TORRENCE CONTINUES COUNTDOWN TEAR IN TOP FUEL





No one has defeated Steve Torrence yet in this year’s Countdown to the Championship.

And Torrence won’t let off the gas until he claims that Top Fuel crown.

Why would he? After all, he said Sunday upon winning the NHRA AAA Texas FallNationals that he pulls to the starting line these days “knowing that you can slap the biggest guy in the bar and come out unscathed.”

Torrence took one huge step closer to his goal Sunday, defeating fellow independent racer Terry McMillen to earn his first triumph as a professional at the Texas Motorplex, south of Dallas, at Ennis.

More important for the native of nearby Kilgore, Texas, is that he extended his lead over closest challenger Clay Millican to 103 points after this third of six playoff events. If No. 2 Millican or No. 3 Tony Schumacher has any chance to derail Torrence, he needs to start making huge gains at the Carolina Nationals two weeks from now at Concord, N.C.’s zMAX Dragway.

After Torrence registered a winning 3.786-second elapsed time at 325.92 mph on the 1,000-foot course that clipped McMillen (3.826, 321.04) by .0193 of a second, or about nine feet, he saw something that melted his heart.

“I leaned in the car at the end and saw [McMillen’s five-year-old son] Cameron in there, crying, and that broke my heart,” Torrence said. “I almost wanted to give him the trophy.

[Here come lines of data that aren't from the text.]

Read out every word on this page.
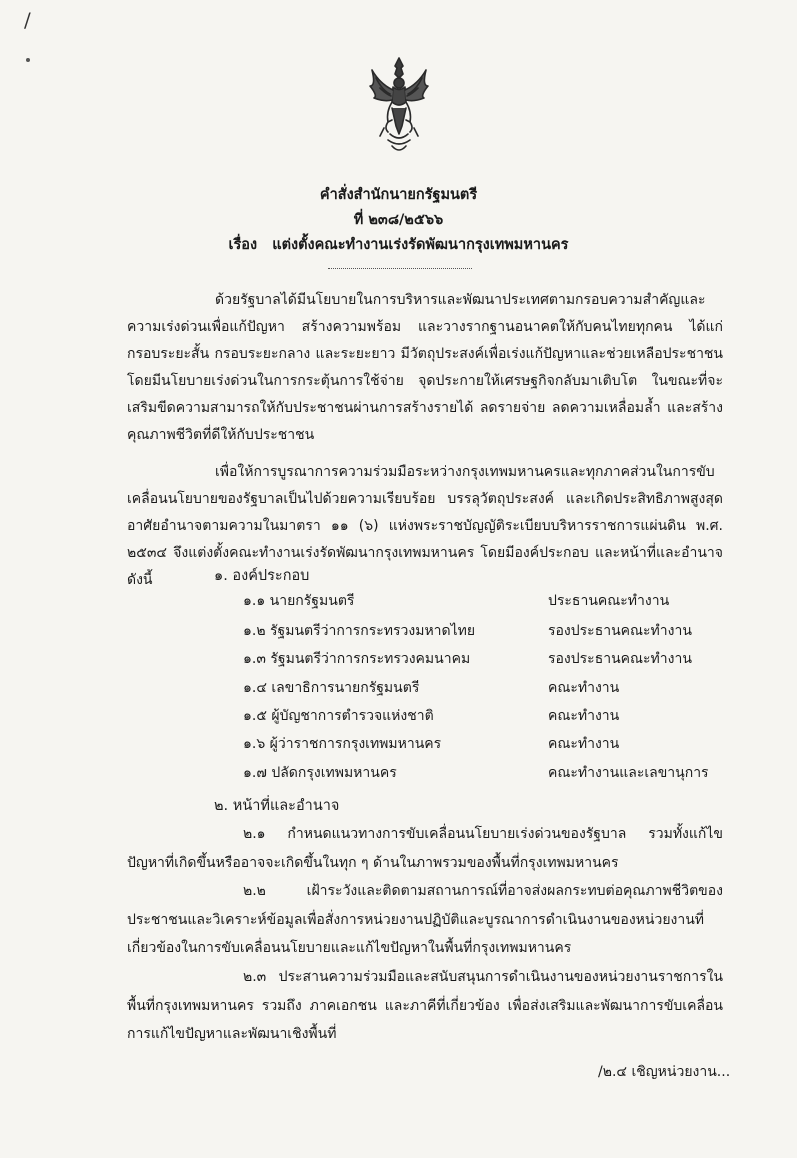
/
คำสั่งสำนักนายกรัฐมนตรี
ที่ ๒๓๘/๒๕๖๖
เรื่อง แต่งตั้งคณะทำงานเร่งรัดพัฒนากรุงเทพมหานคร
ด้วยรัฐบาลได้มีนโยบายในการบริหารและพัฒนาประเทศตามกรอบความสำคัญและความเร่งด่วนเพื่อแก้ปัญหา สร้างความพร้อม และวางรากฐานอนาคตให้กับคนไทยทุกคน ได้แก่ กรอบระยะสั้น กรอบระยะกลาง และระยะยาว มีวัตถุประสงค์เพื่อเร่งแก้ปัญหาและช่วยเหลือประชาชน โดยมีนโยบายเร่งด่วนในการกระตุ้นการใช้จ่าย จุดประกายให้เศรษฐกิจกลับมาเติบโต ในขณะที่จะเสริมขีดความสามารถให้กับประชาชนผ่านการสร้างรายได้ ลดรายจ่าย ลดความเหลื่อมล้ำ และสร้างคุณภาพชีวิตที่ดีให้กับประชาชน
เพื่อให้การบูรณาการความร่วมมือระหว่างกรุงเทพมหานครและทุกภาคส่วนในการขับเคลื่อนนโยบายของรัฐบาลเป็นไปด้วยความเรียบร้อย บรรลุวัตถุประสงค์ และเกิดประสิทธิภาพสูงสุด อาศัยอำนาจตามความในมาตรา ๑๑ (๖) แห่งพระราชบัญญัติระเบียบบริหารราชการแผ่นดิน พ.ศ. ๒๕๓๔ จึงแต่งตั้งคณะทำงานเร่งรัดพัฒนากรุงเทพมหานคร โดยมีองค์ประกอบ และหน้าที่และอำนาจ ดังนี้	๑. องค์ประกอบ
๑.๑ นายกรัฐมนตรี	ประธานคณะทำงาน
๑.๒ รัฐมนตรีว่าการกระทรวงมหาดไทย	รองประธานคณะทำงาน
๑.๓ รัฐมนตรีว่าการกระทรวงคมนาคม	รองประธานคณะทำงาน
๑.๔ เลขาธิการนายกรัฐมนตรี	คณะทำงาน
๑.๕ ผู้บัญชาการตำรวจแห่งชาติ	คณะทำงาน
๑.๖ ผู้ว่าราชการกรุงเทพมหานคร	คณะทำงาน
๑.๗ ปลัดกรุงเทพมหานคร	คณะทำงานและเลขานุการ
๒. หน้าที่และอำนาจ
๒.๑ กำหนดแนวทางการขับเคลื่อนนโยบายเร่งด่วนของรัฐบาล รวมทั้งแก้ไขปัญหาที่เกิดขึ้นหรืออาจจะเกิดขึ้นในทุก ๆ ด้านในภาพรวมของพื้นที่กรุงเทพมหานคร
๒.๒ เฝ้าระวังและติดตามสถานการณ์ที่อาจส่งผลกระทบต่อคุณภาพชีวิตของประชาชนและวิเคราะห์ข้อมูลเพื่อสั่งการหน่วยงานปฏิบัติและบูรณาการดำเนินงานของหน่วยงานที่เกี่ยวข้องในการขับเคลื่อนนโยบายและแก้ไขปัญหาในพื้นที่กรุงเทพมหานคร
๒.๓ ประสานความร่วมมือและสนับสนุนการดำเนินงานของหน่วยงานราชการในพื้นที่กรุงเทพมหานคร รวมถึง ภาคเอกชน และภาคีที่เกี่ยวข้อง เพื่อส่งเสริมและพัฒนาการขับเคลื่อนการแก้ไขปัญหาและพัฒนาเชิงพื้นที่
/๒.๔ เชิญหน่วยงาน...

I said, ‘It’s OK. Your dad did an absolutely good job, and sometimes it just goes that way.’ I’m proud of Terry. And that little guy there, I hated to see him crying.”

For McMillen and his Amalie Oil Dragster, this season has been feast or famine. In 21 races, he has scattered six semifinal-or-better finishes among 13 first-round losses. He advanced Sunday past Mike Salinas (the class rookie who had his career breakthrough party at Indianapolis as top qualifier in every session) and reigning champion Brittany Force. Then he took out No. 1 qualifier and points leader Torrence’s relentless pursuer Millican to reach his fifth final-round appearance of 2018.

It still was a revival for U.S. Nationals winner McMillen after a disappointing Countdown start (first-round exits at Reading, Pa., and Madison, Ill.).

Torrence said he told McMillen that “the best thing about all of this is there were two independent cars in the final. There’s been two independent cars in the last final [Torrence and Millican]. These big, multi-car teams aren’t the powerhouses they once were. So it gives hope to other people. Some people don’t like the track prep. I don’t really have an opinion one way or the other. But I think it has leveled the playing field quite a bit.”  

All the camaraderie aside, Torrence is on a mission and has the intense mindset that he will not allow anyone to get in his way. Although he loves Clay Millican personally, he said, “If we run into him on race day, we’re going to chop his head off.” Said Torrence, “It’s intense. It takes extreme focus. It takes staying in a specific mindset.”

By advancing past the semifinal round Sunday, Torrence banished the ghost of last October. A year ago at this race, when he was whipping the competition and was poised to grab his first Top Fuel championship, the Capco Dragster he so loved and proclaimed the best he ever had had violently hurled him into one guardwall then another at the end of a second-round victory. The car was trashed, and his title chances also suffered a bigger dent than he had imagined. Torrence was unhurt physically, but the accident took a toll on him as the back-up car couldn’t deliver. And he has carried those haunting memories for 357 days. Make that 355 days.

He said he stopped worrying about how that memory would affect him after the first qualifying session here Friday.

“Everybody built it up: ‘Oh, you’re coming back from the wreck and this and that.’ That was the problem on Q1,” Torrence said. “But after that, that was all out the window. We were here just to go rounds.”

The model privateer had to run three other independent teams en route to his eight victory this season. Torrence ran away from Bill Litton, whose engine let go early in Round 1. He handily dismissed Blake Alexander, whom he beat last year here before his fateful pass. Then he defeated Tony Schumacher, someone who had an 18-14 elimination advantage over him. And he had to face another strong independent racer in McMillen, a man just as desperate to keep his own dream season going.    

This was Torrence’s 11th start at the Texas Motorplex, where his record was a mediocre 10-10 before this weekend, but it was his third final-round appearance.

Crew chief Richard Hogan, who’s still recovering from a heart procedure at The Cleveland Clinic not quite two weeks ago, is an inspiration, Torrence said: “I can’t say enough about that guy. I put all of my faith in him in 2011, when we started this. I think a lot of teams out here had written him off. Well, sometimes you look at people for what they CAN be. And I think that he can be a champ.”

Hogan – and a whole bunch of drag-racing competitors and fans – think the same of Torrence.